終業時刻をとうに過ぎた頃、グランドコンボイは首を鳴らして部屋を出た。
 キッチンルームに着くと湯を沸かし、背の高い白いコップに茶色い粉末を入れ、牛乳(ミルク)を注いで沸騰した湯を入れる。
 スプーンでかき混ぜ、盆(トレー)にコップと砂糖入れ、新しくスプーンを添えてルームを出る。
 向かう先は、インフェルノの部屋。
 通信で訪ねに来たことを伝えれば、すぐにドアが開いた。
 部屋に通され、来客用の机に先ほどのコップ類を置き、盆を端に寄せた。
 甘い香りがインフェルノの鼻をくすぐる。
「司令官…?」
「君は甘いのが好みだったからな。飲むといい」
 ゆるやかな曲線を描きながら湯気が立ち上る。
「…いただきます」
 ごくりと飲み込み、インフェルノはやや驚いた顔でグランドコンボイを見た。
 どうした、と首を傾げればフッと微笑み2口目を飲む。


 中身が半分以下になる頃、先に口を開いたのはインフェルノだった。
「ありがとうございます、コンボイ司令官」
 ふわりと笑う。

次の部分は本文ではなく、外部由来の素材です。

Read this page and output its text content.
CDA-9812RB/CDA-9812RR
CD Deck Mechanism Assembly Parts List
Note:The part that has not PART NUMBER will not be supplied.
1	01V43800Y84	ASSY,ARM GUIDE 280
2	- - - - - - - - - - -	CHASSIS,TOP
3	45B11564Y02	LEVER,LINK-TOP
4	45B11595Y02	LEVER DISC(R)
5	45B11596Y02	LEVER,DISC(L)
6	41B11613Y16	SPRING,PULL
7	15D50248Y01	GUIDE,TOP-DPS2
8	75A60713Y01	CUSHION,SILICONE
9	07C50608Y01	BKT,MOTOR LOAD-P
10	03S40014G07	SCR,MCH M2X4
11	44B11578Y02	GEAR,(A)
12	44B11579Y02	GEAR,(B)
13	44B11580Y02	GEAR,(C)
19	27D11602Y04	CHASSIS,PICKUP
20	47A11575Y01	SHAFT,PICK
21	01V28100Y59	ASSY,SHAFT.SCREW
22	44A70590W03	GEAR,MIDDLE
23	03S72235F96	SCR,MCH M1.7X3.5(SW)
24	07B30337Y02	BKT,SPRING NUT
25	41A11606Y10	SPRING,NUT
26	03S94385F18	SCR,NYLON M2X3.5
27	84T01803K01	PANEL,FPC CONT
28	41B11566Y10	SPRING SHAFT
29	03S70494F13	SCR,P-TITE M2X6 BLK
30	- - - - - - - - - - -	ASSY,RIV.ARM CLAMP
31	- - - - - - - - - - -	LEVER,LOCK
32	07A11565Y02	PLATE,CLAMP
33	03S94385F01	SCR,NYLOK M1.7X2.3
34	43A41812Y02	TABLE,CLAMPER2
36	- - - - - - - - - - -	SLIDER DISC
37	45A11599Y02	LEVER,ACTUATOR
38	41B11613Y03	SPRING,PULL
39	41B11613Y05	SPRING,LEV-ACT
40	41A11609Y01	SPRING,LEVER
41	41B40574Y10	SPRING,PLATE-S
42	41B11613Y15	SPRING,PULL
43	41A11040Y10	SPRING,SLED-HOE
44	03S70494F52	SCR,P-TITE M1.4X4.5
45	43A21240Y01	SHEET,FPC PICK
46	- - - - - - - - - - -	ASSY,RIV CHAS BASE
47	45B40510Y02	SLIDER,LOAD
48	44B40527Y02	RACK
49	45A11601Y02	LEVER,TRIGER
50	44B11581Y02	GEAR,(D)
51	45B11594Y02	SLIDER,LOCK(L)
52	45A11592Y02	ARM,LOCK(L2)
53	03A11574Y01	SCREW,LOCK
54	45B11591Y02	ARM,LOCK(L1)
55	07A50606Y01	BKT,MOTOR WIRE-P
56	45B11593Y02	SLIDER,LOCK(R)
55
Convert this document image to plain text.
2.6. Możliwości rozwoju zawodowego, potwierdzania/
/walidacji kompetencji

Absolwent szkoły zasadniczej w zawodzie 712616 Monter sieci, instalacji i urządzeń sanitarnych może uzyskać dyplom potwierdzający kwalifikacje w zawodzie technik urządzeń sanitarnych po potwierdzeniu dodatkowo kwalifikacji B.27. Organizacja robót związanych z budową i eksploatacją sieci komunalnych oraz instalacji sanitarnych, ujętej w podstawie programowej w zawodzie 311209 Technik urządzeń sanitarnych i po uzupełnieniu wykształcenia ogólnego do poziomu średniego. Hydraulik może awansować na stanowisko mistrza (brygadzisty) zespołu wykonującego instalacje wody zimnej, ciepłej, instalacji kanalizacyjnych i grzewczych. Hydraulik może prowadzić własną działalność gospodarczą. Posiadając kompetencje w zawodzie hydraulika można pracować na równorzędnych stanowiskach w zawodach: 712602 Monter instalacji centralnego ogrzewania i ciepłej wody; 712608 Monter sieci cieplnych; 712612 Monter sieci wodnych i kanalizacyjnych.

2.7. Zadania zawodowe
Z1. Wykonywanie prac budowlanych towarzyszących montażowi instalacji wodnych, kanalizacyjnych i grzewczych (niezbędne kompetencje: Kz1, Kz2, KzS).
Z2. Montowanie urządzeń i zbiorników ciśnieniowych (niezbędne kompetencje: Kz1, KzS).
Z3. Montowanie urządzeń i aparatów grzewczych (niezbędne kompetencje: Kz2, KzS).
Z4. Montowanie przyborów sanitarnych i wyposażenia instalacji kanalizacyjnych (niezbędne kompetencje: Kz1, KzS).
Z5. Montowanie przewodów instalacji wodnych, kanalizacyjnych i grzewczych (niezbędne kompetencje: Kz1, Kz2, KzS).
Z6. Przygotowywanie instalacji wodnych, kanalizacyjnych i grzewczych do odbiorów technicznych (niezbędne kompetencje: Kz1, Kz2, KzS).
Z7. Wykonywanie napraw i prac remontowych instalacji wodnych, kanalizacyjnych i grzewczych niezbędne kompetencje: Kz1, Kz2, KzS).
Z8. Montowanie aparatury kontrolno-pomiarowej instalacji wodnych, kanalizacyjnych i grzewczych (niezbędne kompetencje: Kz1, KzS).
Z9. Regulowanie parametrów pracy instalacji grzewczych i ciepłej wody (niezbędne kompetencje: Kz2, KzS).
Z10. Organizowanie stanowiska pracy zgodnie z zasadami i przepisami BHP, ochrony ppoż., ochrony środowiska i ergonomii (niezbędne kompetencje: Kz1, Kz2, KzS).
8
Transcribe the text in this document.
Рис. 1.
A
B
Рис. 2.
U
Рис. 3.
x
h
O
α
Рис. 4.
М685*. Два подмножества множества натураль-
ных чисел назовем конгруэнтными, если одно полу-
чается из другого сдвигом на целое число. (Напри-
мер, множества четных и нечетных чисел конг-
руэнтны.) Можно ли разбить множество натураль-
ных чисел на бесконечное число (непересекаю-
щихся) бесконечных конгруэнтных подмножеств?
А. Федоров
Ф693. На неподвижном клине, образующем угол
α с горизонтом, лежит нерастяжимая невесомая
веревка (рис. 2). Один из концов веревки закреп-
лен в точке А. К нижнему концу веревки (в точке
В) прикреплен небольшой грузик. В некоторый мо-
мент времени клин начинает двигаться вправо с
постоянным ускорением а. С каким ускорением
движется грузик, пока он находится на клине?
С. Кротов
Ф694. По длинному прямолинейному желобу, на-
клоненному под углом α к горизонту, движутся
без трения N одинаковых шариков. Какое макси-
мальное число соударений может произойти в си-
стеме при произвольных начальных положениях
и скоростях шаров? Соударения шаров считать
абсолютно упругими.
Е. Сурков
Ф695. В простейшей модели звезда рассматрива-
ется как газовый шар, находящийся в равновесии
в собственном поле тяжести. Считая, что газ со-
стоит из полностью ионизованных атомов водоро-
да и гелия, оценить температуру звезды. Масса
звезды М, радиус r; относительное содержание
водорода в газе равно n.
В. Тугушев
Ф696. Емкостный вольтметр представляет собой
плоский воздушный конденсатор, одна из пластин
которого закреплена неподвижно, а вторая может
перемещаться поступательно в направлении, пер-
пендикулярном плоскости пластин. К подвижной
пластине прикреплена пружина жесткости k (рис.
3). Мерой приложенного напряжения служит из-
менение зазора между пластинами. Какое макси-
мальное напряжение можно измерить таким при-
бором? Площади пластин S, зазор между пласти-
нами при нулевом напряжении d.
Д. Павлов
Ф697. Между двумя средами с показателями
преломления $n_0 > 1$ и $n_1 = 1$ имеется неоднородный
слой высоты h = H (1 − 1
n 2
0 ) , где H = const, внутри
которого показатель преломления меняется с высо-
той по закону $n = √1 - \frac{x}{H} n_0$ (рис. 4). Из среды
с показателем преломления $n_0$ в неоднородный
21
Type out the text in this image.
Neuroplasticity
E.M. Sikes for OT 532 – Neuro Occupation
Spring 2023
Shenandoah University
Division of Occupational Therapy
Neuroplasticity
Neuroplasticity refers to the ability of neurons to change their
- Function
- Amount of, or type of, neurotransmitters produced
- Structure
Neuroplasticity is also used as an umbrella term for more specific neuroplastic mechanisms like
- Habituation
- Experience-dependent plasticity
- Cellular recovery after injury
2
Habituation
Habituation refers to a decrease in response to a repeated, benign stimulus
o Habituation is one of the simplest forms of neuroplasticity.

ぎこちなさは多少残っていたが。
「ん?」
「心配おかけしました。もう、大丈夫です」
 そう言ってコップをすする防衛参謀。持ってきたときより減っている砂糖を見て、グランドコンボイは頷き
「ならいいんだ」
 と言った。

 昼に安心したものの、やはり気になった。あの後、どうしても彼を危険な目に合わせなければならない決断を下したのだから。
 総司令官としても恋人としても、悔やまないわけがない。

 数日間、昼休憩を取っているグランドコンボイにはコーヒーが差し出され、インフェルノは牛乳と砂糖たっぷりのココアを飲む姿が目撃された。それはもう2人とも幸せそうに。